Hikma Pharmaceuticals purpose is to put better health, within reach, every day for millions of patients around the world. Through our global footprint of 30+ manufacturing plants, 9 R&D centres, and 9,000+ empowered employees, we are committed to making high-quality medicines accessible to the people who need them.

We are looking for curious, motivated, and creative individuals who are excited to contribute to the development of high-quality injectable medicines. If you are passionate about science, eager to learn, and looking to launch or grow your career in pharmaceutical multifunctional teams, this is an opportunity to join our team and make a real impact.
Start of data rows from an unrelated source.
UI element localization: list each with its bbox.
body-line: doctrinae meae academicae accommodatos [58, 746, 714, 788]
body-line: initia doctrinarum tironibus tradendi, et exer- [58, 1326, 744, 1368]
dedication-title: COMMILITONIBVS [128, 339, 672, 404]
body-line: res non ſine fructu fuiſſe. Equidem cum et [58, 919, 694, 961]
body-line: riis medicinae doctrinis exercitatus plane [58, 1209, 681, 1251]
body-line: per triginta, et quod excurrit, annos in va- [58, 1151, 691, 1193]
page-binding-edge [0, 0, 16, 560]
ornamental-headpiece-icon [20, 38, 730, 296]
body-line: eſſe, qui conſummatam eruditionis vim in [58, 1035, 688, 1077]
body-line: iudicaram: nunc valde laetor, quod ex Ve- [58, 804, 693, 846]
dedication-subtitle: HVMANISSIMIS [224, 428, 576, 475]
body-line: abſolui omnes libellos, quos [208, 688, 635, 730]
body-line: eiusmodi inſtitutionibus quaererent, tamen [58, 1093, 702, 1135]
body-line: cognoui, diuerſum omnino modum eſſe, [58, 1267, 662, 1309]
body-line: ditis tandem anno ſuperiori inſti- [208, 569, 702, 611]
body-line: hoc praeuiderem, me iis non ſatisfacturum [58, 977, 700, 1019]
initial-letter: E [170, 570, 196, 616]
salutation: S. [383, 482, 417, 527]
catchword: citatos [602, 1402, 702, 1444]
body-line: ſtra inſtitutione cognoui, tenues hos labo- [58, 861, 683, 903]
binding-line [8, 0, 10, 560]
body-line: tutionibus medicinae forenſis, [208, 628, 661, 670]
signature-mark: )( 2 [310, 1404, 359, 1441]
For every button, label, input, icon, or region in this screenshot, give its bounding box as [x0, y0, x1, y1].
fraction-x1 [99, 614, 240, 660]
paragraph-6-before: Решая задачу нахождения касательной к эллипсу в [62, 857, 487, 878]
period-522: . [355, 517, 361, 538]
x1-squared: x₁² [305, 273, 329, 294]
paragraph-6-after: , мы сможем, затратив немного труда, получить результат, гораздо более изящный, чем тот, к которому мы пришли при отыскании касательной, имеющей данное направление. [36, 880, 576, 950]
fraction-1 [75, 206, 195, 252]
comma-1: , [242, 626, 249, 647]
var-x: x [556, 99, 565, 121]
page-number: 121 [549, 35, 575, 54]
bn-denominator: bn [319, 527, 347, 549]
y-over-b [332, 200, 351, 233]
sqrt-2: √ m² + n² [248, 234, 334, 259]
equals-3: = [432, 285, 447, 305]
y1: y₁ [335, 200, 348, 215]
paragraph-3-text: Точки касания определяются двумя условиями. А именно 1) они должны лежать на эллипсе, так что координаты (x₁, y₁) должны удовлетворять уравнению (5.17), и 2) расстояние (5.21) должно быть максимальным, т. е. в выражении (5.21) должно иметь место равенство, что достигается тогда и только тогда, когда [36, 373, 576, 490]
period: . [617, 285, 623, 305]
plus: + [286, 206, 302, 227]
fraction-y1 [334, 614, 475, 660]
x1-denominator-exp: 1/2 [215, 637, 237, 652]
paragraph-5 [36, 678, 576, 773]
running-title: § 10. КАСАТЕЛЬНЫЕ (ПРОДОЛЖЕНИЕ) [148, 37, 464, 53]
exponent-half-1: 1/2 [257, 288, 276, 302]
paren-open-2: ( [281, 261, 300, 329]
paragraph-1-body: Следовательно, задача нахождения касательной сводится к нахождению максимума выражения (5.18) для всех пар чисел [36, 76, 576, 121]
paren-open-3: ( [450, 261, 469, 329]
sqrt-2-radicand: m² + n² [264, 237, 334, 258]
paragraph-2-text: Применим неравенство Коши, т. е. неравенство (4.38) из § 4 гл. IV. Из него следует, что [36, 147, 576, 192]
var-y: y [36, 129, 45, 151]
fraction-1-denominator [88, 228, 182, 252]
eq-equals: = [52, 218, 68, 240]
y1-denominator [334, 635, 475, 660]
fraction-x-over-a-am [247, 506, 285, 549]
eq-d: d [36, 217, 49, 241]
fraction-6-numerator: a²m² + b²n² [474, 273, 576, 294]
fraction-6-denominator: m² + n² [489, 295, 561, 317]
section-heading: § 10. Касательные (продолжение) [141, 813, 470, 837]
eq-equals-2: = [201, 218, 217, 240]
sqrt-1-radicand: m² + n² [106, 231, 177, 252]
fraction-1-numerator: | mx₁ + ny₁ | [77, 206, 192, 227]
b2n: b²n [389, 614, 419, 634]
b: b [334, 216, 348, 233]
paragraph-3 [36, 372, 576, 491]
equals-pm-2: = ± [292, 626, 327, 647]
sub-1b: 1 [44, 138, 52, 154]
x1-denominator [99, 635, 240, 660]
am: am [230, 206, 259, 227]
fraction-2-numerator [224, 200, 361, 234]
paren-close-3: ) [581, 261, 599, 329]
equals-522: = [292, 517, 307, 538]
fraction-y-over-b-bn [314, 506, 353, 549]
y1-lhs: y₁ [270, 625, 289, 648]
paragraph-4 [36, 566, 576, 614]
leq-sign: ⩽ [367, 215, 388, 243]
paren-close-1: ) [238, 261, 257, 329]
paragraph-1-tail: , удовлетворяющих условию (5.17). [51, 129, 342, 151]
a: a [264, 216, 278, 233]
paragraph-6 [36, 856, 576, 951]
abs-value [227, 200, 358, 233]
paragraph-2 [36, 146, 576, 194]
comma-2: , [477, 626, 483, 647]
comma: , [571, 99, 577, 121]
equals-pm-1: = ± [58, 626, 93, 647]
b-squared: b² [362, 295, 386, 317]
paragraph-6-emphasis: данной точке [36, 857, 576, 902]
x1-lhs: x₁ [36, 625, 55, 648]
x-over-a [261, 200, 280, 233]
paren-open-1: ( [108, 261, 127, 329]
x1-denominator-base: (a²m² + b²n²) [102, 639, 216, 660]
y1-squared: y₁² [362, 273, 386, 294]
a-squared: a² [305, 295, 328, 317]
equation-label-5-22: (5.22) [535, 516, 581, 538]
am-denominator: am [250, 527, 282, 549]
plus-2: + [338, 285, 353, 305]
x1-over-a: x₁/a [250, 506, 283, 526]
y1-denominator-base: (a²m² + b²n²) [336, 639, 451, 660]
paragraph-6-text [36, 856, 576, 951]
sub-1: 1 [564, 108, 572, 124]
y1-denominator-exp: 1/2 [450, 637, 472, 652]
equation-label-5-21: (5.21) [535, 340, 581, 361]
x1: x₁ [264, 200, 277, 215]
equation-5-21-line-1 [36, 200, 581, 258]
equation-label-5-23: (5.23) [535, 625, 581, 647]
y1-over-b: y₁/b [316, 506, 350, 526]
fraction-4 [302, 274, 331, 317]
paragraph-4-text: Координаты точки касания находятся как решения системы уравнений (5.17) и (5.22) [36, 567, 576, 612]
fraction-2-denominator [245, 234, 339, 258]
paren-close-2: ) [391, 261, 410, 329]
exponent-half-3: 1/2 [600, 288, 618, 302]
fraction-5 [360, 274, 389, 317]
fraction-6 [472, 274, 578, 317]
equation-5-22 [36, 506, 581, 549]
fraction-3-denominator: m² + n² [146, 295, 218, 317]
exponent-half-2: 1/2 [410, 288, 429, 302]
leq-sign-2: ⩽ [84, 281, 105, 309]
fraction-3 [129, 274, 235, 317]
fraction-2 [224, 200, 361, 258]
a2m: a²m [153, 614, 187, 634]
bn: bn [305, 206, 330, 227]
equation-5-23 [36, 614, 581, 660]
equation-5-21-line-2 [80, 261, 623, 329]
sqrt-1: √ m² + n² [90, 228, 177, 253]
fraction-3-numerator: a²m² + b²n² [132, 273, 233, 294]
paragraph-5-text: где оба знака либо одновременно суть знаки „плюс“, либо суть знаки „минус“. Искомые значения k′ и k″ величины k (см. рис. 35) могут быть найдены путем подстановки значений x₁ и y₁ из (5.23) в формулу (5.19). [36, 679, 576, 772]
In this role, you will be responsible for leading regulatory strategy and execution for Hikma’s veterinary pharmaceutical portfolio, which includes, but is not limited to, injectables and oral solids This role ensures compliance with applicable regulations and supports product development, registration, and lifecycle management, acting as a liaison between the company and regulatory authorities.  The ideal candidate will bring deep animal health regulatory expertise, strong project leadership, and a collaborative mindset to drive successful regulatory outcomes.  This role will start out as an individual contributor role with the aim of supporting the build out of the animal health function at Hikma.  Occasional travel to regulatory meetings or manufacturing sites will be required. 

Key responsibilities:

• Develop and implement regulatory strategies for new and existing animal health pharmaceutical products
• Prepare and manage regulatory submissions (e.g., JINAD, NADA, ANADA, supplements) to FDA-CVM authorities
• Oversee the maintenance and accuracy of technical regulatory information to ensure high-quality, compliant submissions
• Ensure ongoing compliance throughout the product lifecycle
• Serve as animal health subject matter expert on cross-functional project teams and connect with other Hikma global regulatory experts, providing animal health-specific guidance from early development through lifecycle, offering strategic leadership and counsel across Clinical, Quality, and Business Development functions
• Provide regulatory insight by, in coordination with the Legal function, interpreting legislation and translating it into clear, actionable guidance to improve project outcomes and predictability
• Facilitate scientific advice and pre-submission consultations
• Prepare and lead meetings with regulatory authorities
• Monitor emerging regulatory changes and assess impact on Hikma’s animal health portfolio
• Manage regulatory documentation and ensure accuracy and completeness
• Mentor other regulatory staff and contribute to team development
• Prepare risk assessments and regulatory evaluations for complex issues
• Maintain relationships with all regulatory bodies for animal health

What we expect:

• Bachelor’s or Master’s degree in life sciences, veterinary medicine, or related field.
• Minimum 5 years of regulatory affairs experience in the animal health pharmaceutical industry
• Strong knowledge of FDA-CVM regulations and submission pathways
• Experience with pharmaceutical product development and lifecycle management
• Excellent communication, organizational, and project management skills
• Experience with clinical trial requirements is a plus

Preferred Qualifications:

• Some experience with global regulatory submissions (e.g., EU, Canada)
• Familiarity with eCTD and electronic submission platforms
• Ability to interpret complex regulatory requirements and translate them into actionable strategies
• Fluent in English; additional languages are a plus for global roles

What we offer:

• Collaboration across teams and functions, building relationships with colleagues from different departments and regions
• A dynamic international work environment that values curiosity, growth, and innovation
• Permanent full-time position
• Competitive compensation package
• Annual health check-up and incident insurance policy
• Monthly food and travel allowances
• Free drinks, fruit and parking slot

If you are collaborative, like to innovate in the way you work, care about others, and are interested in a career where you can make a positive impact on people’s lives, apply no later than December 23rd, 2025.